I've never really had issues with my notebooks (knock on wood), but I have been using my laptop more and more on the road, at Starbucks, vacation, etc. and I can't help but think that some extra protection might be nice. There's quite a premium for the notebook, but if you have had issues with notebooks, it might be worth the extra $1500.
In other news, more heavy theory from the SQL Server Programmability team. One amazing thing to me: did you know that an ALTER DATABASE SET READ_ONLY flushes the procedure cache? Same as the DBCC FREEPROCCACHE.
So answer me this, Batman. If the database is read only and the procedure cache flushes, can new plans be written to procedure cache tables?

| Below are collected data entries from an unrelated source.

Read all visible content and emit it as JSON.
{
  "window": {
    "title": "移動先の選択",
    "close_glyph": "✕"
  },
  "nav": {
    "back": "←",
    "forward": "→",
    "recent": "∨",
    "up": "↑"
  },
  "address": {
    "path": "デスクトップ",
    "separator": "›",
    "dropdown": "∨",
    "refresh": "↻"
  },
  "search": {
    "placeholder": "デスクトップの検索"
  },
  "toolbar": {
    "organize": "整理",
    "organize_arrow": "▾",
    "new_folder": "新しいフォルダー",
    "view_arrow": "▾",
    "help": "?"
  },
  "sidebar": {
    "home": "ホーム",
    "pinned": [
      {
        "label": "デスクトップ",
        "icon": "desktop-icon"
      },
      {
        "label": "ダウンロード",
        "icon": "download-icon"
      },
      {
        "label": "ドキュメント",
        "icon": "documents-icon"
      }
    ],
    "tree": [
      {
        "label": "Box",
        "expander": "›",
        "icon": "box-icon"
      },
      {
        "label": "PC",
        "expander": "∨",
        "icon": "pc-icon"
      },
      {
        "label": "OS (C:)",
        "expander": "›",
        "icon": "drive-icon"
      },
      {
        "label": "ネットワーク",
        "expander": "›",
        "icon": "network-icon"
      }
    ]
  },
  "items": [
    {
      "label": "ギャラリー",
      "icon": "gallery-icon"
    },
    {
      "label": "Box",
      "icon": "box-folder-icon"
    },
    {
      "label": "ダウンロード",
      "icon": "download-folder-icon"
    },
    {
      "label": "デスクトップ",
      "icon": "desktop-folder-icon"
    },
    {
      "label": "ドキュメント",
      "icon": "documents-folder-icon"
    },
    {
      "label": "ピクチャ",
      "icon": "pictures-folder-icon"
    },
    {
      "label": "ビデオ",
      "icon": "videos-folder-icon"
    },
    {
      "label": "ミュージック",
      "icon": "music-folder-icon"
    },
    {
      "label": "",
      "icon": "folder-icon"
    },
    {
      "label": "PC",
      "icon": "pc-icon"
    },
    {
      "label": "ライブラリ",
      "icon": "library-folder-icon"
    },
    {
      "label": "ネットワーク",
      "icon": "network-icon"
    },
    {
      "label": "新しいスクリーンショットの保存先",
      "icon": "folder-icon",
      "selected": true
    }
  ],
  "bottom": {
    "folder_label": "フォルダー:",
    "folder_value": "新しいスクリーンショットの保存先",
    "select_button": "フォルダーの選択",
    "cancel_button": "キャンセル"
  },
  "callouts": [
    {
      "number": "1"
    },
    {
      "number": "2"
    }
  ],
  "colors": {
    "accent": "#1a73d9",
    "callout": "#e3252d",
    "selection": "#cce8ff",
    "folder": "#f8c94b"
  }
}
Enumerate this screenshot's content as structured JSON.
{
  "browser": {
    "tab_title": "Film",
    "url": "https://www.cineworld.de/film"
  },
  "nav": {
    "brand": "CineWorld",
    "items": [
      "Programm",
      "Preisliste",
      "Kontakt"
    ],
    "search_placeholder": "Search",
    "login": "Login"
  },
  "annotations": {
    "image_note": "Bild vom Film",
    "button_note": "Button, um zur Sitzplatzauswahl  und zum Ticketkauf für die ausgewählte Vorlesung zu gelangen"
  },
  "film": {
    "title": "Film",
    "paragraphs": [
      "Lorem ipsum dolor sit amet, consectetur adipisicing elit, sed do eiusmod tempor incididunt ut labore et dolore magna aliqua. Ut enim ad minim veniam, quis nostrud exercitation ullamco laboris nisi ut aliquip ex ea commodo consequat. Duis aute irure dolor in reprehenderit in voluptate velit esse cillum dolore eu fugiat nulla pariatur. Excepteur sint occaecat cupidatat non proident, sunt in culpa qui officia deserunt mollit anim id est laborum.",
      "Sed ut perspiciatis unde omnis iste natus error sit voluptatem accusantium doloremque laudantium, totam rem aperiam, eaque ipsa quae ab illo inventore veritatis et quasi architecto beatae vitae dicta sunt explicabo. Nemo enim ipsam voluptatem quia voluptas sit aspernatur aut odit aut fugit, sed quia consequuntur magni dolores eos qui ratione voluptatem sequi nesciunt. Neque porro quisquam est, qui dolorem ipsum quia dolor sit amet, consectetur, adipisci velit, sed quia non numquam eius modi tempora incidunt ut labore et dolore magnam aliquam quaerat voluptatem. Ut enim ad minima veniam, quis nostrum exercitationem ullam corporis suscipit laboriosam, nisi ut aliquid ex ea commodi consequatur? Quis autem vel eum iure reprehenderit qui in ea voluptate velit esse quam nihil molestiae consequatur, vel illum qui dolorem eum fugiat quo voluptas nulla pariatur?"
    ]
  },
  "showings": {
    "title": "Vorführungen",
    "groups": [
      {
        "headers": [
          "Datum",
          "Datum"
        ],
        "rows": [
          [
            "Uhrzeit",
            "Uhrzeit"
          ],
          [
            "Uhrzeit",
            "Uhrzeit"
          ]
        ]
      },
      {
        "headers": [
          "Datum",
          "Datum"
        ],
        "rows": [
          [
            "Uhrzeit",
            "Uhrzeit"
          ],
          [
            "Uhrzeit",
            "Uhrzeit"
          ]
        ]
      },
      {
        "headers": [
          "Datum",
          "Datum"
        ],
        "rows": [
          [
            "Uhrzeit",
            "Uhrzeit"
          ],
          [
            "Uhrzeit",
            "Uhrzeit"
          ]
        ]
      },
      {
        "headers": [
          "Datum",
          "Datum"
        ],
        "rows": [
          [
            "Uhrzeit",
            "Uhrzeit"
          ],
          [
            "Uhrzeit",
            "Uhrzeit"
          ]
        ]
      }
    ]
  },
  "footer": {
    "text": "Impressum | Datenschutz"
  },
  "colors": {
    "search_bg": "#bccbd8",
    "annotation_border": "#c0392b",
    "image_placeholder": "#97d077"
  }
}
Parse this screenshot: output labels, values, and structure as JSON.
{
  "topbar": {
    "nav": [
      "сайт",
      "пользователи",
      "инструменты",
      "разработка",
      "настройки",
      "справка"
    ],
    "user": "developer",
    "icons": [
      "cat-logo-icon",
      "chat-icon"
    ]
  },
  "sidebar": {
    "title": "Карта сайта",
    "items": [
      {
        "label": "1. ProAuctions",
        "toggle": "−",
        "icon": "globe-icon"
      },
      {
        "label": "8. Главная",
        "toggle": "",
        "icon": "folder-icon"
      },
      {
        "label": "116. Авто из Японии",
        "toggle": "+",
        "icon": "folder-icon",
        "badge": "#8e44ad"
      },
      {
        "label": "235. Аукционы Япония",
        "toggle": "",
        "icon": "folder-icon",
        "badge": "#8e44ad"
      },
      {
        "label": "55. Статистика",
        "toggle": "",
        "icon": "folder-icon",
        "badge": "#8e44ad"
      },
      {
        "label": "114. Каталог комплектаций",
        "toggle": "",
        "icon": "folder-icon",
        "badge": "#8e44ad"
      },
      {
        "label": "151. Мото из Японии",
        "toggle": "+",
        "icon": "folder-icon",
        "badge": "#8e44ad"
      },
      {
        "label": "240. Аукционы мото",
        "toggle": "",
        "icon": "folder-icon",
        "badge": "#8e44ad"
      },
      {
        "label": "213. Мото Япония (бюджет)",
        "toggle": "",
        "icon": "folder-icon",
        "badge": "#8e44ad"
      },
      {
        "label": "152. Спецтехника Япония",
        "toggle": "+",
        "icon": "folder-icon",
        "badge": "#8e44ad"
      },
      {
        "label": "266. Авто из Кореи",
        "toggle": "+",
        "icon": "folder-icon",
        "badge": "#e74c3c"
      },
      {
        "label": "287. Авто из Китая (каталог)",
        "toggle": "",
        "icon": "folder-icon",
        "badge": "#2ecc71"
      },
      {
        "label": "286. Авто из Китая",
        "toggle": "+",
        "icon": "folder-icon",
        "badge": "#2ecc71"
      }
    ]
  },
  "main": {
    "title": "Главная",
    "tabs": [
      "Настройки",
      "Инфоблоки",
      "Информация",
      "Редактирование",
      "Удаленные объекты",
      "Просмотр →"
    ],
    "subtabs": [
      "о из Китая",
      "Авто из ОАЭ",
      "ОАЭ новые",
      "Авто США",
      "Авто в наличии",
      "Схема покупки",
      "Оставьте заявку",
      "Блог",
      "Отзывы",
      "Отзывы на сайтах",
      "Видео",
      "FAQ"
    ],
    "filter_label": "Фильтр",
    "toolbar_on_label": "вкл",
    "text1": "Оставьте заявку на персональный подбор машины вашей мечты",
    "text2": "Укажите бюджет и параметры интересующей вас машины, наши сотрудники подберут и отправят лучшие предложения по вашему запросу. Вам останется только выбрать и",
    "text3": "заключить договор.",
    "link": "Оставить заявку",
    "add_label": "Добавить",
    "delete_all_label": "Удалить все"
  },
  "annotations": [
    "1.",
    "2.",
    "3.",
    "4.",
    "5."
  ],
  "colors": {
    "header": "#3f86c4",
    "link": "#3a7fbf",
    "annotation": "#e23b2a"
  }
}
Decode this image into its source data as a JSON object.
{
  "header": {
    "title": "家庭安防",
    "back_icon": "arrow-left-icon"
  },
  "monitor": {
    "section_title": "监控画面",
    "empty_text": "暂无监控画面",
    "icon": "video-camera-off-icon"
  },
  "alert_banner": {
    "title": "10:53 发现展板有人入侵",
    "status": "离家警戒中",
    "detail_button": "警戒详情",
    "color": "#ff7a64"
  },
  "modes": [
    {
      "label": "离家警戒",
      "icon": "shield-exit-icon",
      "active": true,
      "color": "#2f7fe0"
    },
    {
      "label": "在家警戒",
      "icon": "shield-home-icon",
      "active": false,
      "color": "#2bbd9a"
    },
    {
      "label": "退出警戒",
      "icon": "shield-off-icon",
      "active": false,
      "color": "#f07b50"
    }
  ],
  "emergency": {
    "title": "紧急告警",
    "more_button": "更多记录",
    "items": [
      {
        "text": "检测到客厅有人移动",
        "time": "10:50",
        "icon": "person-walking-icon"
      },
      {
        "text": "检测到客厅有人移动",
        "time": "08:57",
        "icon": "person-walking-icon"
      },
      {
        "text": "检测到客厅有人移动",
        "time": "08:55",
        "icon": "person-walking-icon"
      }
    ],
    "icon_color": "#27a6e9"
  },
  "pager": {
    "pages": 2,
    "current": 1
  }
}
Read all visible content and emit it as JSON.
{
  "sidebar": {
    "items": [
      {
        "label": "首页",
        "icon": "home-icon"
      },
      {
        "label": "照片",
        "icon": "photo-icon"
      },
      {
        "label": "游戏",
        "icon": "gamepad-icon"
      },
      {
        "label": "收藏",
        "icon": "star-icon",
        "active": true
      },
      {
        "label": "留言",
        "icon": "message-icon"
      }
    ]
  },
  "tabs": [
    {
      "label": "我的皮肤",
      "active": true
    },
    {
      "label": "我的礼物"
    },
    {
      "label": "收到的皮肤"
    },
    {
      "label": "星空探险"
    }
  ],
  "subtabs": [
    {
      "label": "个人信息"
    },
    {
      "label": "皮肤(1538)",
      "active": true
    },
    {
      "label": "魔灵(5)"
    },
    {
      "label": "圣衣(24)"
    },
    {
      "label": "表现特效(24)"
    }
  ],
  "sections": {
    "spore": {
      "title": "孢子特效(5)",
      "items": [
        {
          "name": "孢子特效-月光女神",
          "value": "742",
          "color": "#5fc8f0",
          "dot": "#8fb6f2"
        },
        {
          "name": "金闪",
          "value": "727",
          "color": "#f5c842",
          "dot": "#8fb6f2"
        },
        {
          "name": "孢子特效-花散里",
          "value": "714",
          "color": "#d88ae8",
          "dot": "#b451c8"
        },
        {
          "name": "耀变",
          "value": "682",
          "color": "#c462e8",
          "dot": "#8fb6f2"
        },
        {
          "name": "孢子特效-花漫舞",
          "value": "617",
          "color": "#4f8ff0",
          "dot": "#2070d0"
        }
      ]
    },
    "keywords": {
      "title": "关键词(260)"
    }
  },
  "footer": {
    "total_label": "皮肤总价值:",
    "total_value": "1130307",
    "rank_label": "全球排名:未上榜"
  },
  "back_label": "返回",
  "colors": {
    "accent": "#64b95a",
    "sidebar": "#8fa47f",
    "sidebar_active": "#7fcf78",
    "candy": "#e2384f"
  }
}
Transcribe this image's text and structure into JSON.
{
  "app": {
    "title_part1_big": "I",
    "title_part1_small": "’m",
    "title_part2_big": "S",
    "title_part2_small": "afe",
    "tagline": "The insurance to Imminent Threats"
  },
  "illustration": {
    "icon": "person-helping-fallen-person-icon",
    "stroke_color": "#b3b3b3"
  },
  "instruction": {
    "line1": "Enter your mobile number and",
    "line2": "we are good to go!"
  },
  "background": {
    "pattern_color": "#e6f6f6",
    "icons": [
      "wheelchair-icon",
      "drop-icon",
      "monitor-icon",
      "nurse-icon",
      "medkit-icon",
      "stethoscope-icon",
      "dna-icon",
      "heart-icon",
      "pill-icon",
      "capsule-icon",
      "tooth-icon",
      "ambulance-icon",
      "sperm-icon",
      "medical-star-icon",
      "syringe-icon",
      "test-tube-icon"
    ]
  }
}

I'm being a little silly, but it would seem to me that if I placed a DB on read only media, like a DVD, and distributed it, that I'd want the cached plans to remain there and usable for anyone querying the system. Or am I misunderstanding something here.
Steve Jones
January 20, 2007 at 11:09 pm
Maybe I am mistaken, but I thought that the procedure cache was an in-memory only set of data that is shared by all databases. In that case, I don't think it would get distributed on DVD media.
It makes sense to me that settting the database to read-only would flush the procedure cache, at least for that database. Once the database is in read-only mode, there is no reason for a query to aquire even read locks on objects in that database, because there is no possiblilty of the object being updated. And any plan that involved an insert, update, delete, or DDL operation would also be unusable.